Monday, September 5, 2011

Buddhism on Campus "Wakes Up"

Carlin Green, Wisdom Quarterly,,,

I'm quite busy as school starts again. My personal experience with insight-meditation scholar-practitioner Sayalay Susila is brief but has really impacted me. I met her a month before the vipassana retreat she conducted at The Bhavana Society, West Virginia. I was at her public talks around Washington, DC. Somehow I ended up being the youngest person in attendance.

Later, when I was asking Sister Susila a question, she instead asked me my age. She told me it was inspiring to her to see someone so young practicing and wanting to learn about the Dharma. (

Honestly, I have no groundbreaking insights, no inspiring anecdotes, no moving stories of dazzling lights in absorption. I'm just eager to learn, and I was in the right place at the right time to meet a Buddhist nun who knows so much.
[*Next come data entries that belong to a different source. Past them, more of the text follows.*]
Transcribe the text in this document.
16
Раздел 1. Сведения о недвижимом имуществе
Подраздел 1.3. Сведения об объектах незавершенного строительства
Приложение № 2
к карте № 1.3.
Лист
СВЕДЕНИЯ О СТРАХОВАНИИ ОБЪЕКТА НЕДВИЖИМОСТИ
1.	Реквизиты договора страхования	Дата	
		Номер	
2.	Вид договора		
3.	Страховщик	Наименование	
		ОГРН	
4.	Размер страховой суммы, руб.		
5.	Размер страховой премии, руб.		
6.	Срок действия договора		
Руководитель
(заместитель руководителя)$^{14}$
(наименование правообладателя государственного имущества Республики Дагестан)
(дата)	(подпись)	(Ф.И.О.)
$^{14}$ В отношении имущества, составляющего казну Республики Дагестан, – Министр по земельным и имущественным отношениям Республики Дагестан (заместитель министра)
It was beneficial for me to attend Buddhist talks in public libraries staring at Mark Twain and a raft of magazines about dieting and cooking, dating and being happy, economic news and war. It was beneficial because she spoke about things never heard before -- the "Exposition of the Elements" (Dhātuvibhanga Sutta) and the Five Aggregates in her talks.
These two topics formed the basis of the insight-meditation (vipassana) instructions she gave us during the retreat, so I was glad I had been familiarized with them beforehand. If I could encourage others to hear such thing, what a change it might make in the country. But I'm only in college; what can I do?

Something To Do:
Waking Up
What should we do when we feel overwhelmed by despair, despair coming from inside of us and despair about the world's situation? How can we find the energy, the strength to do something about it?

Speaking at Plum Village in 2011, Thay uses the Buddha's own life to encourage us. Youth, let's nourish ourselves with the joyful energy of sisterhood/brotherhood and the strength of a clear aspiration to do something helpful.